ЭПИГРАФ
Подражание Ниру Бобовай
…А знаешь, это не мы
Друг друга храним от тьмы.
Это тьма
Нас хранит
Сама.
ПОНТИЙ ПИЛАТ. ПОСЛЕ КАЗНИ
О, боги, боги! Как редки грОзы
Над Ершалаимом.
Служитель дороги, ответь на вопросы,
Забудь своё имя.
Нет истин правдивее крови и пыли,
Нет горше судейства.
Судьба моя смотрит глазами слепыми,
И некуда деться.
Не правда ли? Это как будто забавно.
Меня пожалели дурак и собака.
Ну что, прокуратор?
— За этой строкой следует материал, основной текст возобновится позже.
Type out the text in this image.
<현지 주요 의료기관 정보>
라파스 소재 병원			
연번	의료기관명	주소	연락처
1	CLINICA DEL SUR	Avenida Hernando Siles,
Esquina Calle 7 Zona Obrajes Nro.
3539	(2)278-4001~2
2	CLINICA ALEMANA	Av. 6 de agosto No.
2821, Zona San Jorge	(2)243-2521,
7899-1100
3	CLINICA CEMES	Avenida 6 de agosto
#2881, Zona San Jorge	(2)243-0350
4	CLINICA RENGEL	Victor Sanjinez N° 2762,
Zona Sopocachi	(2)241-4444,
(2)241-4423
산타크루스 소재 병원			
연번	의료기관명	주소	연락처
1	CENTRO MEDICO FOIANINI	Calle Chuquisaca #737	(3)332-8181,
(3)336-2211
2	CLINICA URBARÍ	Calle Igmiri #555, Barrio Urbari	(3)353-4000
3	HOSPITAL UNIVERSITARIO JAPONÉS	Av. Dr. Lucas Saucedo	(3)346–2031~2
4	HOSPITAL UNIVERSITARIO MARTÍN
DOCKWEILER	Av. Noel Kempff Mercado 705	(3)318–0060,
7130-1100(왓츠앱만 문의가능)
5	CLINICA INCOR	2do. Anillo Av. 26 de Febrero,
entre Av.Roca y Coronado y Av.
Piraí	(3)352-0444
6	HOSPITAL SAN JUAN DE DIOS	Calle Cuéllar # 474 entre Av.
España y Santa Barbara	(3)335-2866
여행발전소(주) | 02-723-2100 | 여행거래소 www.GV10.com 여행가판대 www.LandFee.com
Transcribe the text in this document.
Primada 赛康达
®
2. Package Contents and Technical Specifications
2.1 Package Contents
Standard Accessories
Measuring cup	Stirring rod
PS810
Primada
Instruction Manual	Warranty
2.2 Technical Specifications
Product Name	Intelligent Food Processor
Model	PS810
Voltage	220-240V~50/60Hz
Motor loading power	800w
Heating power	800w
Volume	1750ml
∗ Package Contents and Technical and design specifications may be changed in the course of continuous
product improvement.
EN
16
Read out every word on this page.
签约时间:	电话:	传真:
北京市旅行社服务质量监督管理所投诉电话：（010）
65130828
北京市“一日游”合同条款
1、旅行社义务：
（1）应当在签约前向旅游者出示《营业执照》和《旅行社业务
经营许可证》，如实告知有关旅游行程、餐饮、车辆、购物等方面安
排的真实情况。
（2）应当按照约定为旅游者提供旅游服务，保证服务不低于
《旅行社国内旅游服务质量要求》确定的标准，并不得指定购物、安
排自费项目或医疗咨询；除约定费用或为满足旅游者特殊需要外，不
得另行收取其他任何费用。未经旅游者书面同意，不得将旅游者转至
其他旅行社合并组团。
Воздастся по вере?
Не он тебе — ты ему душу доверил.
Две тысячи лет — это, в сущности, мало.
Но как же толпа моим жестам внимала!
Мол, славь игемона, — и гвозди в ладони.
Кого ж мы хороним?
Нисан затянулся под солнцем палящим,
И день — за неделю
И прОклятый город, в глаза мне смотрящий,
Тоску не разделит.
При свете луны мне не будет покоя,
Ах, царь иудейский!
Лишь боль — ты ведь знаешь,
что это такое! —
И некуда деться…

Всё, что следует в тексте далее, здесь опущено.